Connors was expecting to get an offer of a permanent home soon, he says, unaware that he needed to apply for choice-based lettings every week. “I may phone the cousin today,” he says on Friday.

On Tuesday, Connors said that South Dublin County Council has changed the Choice Based Lettings system, and now his cousin can’t work out how to use it either.

“It’s all different now, he can’t make heads or tails of it,” he says. “I may go to the council today and tell them I can’t understand it.”

Agreeing a Policy

“A lot of people who are due to be housed will not be aware that there are opportunities they are missing,” says Callaghan, the Social Democrats councillor.

Those with access to information are leap-frogging those without, she says.

Dublin City Council hasn’t clearly told the applicants that its system is changing, says Callaghan.

It didn’t tell the councillors either, said independent Councillor Cieran Perry at the meeting of the council’s housing committee on 9 March 2022.

Choice-based lettings used to be a niche system for properties difficult to allocate, Perry said. “That policy now appears to have morphed into something totally different.”

“I would imagine, given that this is a policy committee, it should at least have been discussed here prior to any decision being made,” he said.

He needs to know about major changes like this so that he doesn’t misinform his constituents, he said.

Alongside those with literacy issues, others with learning difficulties and mental-health challenges might not be in the loop, said Callaghan, the Social Democrats councillor.

People who aren’t on social media may also be blindsided, as choice-based lettings adverts often circulate on local Facebook pages, she says.

Vulnerable people are having their hopes of getting a home raised only for them to be dashed again and again, she says.

One constituent wrote a long letter to the council explaining why they think they should get the property. “They put such an effort into it,” she says.
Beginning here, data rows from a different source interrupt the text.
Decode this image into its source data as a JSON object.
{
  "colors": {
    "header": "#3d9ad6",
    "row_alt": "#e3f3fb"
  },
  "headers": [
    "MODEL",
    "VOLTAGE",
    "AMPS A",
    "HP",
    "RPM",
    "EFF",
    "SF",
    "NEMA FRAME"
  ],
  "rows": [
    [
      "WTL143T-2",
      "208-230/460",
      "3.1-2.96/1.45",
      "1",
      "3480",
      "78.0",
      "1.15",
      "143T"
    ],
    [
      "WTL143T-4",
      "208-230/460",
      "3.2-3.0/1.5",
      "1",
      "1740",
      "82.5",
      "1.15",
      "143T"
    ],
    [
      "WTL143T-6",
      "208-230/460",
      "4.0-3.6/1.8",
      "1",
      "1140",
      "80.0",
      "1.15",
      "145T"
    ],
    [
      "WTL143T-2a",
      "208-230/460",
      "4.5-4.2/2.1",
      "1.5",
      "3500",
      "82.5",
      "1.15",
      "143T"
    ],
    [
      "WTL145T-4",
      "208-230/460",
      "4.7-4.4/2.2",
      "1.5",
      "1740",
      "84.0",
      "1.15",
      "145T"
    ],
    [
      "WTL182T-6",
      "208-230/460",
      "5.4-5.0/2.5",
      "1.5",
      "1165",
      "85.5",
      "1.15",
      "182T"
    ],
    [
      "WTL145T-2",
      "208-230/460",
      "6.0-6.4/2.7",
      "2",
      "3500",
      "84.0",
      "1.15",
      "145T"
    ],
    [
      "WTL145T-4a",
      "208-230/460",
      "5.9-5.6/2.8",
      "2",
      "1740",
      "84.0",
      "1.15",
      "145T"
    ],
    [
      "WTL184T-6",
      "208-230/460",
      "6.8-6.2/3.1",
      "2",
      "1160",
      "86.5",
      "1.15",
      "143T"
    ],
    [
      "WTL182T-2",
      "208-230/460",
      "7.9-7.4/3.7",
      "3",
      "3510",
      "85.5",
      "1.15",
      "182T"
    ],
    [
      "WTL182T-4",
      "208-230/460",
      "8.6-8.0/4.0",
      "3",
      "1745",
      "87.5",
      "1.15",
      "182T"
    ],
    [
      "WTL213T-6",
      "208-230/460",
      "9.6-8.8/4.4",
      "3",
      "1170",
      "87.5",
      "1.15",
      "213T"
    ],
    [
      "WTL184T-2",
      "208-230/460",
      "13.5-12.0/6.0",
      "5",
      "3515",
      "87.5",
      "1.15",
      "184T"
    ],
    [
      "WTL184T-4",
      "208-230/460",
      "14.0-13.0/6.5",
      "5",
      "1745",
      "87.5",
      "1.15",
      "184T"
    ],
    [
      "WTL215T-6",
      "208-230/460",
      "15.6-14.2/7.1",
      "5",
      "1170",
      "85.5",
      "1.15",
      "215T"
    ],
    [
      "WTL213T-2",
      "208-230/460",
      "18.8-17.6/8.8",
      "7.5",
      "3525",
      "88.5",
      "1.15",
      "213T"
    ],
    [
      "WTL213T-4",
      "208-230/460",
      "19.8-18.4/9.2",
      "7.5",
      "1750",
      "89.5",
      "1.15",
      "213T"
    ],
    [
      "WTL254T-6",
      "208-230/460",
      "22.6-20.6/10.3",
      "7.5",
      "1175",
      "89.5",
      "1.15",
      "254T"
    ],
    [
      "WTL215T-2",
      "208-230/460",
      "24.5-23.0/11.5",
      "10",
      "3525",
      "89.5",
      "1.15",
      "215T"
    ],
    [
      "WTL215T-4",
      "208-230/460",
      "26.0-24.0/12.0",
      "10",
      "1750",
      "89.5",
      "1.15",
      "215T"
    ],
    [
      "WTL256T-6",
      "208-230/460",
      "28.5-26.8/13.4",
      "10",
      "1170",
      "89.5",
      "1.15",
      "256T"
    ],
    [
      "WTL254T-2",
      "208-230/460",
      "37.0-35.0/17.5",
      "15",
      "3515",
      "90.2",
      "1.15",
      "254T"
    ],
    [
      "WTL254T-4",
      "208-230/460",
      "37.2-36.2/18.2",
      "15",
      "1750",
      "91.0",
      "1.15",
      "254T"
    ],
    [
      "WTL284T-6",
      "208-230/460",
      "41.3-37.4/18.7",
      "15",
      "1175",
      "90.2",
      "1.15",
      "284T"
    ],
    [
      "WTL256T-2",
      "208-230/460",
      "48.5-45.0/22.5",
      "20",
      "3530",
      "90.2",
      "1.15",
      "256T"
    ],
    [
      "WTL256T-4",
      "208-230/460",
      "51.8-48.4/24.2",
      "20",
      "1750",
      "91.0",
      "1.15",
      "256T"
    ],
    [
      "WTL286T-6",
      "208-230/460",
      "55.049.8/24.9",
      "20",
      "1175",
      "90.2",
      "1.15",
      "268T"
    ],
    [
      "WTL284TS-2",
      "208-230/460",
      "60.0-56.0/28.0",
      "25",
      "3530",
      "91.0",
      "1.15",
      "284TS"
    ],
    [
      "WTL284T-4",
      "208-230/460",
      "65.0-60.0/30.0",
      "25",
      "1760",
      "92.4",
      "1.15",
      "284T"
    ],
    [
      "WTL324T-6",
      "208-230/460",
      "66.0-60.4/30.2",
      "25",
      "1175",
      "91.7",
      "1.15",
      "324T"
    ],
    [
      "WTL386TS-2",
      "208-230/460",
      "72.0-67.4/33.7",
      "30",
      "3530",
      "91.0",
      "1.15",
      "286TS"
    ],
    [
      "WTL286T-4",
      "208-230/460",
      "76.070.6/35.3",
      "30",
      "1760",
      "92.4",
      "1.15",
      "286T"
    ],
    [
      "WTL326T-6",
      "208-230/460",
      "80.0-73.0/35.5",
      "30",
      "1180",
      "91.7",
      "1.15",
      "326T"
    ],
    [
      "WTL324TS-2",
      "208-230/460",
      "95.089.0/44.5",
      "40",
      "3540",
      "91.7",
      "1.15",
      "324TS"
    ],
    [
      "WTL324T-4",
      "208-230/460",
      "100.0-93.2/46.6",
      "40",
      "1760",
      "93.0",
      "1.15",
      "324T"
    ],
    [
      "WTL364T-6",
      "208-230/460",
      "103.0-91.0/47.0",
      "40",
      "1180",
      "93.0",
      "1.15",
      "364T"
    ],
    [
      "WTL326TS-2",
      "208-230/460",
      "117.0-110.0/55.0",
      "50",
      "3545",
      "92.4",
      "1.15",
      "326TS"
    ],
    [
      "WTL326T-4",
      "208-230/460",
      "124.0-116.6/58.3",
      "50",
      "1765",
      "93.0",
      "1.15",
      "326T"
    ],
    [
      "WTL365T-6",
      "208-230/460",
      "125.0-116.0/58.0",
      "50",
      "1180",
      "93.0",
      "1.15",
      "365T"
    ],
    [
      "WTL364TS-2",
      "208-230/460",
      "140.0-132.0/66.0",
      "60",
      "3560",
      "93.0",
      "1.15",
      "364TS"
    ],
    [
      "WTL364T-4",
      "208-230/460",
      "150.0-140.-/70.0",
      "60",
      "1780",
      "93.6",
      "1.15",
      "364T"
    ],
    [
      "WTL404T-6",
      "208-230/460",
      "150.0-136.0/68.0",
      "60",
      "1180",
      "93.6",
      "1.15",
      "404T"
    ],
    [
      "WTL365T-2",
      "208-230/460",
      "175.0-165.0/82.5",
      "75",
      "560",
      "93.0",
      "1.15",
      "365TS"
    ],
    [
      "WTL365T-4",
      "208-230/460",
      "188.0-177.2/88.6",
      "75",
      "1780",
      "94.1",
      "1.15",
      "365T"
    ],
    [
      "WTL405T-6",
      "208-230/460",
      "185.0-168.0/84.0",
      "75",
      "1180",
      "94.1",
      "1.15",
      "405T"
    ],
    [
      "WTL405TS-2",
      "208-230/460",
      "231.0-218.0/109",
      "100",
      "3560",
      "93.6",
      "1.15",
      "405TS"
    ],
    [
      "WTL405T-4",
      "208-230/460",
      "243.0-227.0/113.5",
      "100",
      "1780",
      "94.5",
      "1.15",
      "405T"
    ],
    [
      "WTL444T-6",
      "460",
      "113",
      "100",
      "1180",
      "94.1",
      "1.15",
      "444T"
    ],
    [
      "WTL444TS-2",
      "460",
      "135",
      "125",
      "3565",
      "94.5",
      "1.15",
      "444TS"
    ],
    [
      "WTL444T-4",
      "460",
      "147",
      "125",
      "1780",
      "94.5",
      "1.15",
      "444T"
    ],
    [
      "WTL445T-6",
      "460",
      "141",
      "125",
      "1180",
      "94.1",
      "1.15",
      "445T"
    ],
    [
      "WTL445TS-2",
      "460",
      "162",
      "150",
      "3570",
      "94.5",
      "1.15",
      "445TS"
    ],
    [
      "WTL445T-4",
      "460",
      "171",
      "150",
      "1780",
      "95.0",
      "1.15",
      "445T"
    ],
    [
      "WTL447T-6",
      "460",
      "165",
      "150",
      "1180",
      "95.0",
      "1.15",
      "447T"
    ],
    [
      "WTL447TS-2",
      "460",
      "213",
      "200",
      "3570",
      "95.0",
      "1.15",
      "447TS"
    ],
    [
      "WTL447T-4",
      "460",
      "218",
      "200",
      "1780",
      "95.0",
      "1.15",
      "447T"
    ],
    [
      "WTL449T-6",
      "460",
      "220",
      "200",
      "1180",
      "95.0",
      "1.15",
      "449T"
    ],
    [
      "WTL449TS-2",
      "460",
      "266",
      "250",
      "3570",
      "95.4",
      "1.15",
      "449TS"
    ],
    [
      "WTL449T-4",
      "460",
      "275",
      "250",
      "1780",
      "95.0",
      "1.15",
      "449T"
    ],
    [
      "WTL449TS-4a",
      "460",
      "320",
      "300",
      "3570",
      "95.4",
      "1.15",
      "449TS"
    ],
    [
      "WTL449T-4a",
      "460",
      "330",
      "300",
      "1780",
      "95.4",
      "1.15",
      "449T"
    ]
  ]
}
But the council just picks the applicant that is highest on the list and some people applying are very low on their list and so they won’t be housed for a long time, she says.

“There is almost a frenzy of need for housing,” says Callaghan. “There are so many people in such dire circumstances, that putting out a morsel of hope and then dashing that hope, is really quite disturbing.”

O’Reilly, the council’s housing manager, said that choice-based lettings speeds up allocations a lot. “You are not waiting five or six months as you are working through the list and giving people time to come back to you.”

The council should work out an agreed policy for allocations over the coming months, he said. “Let’s get something down on paper and get it agreed.”

There is a possibility that a compromise between the two systems could be worked out, says Callaghan. “Let’s change it to something that works.”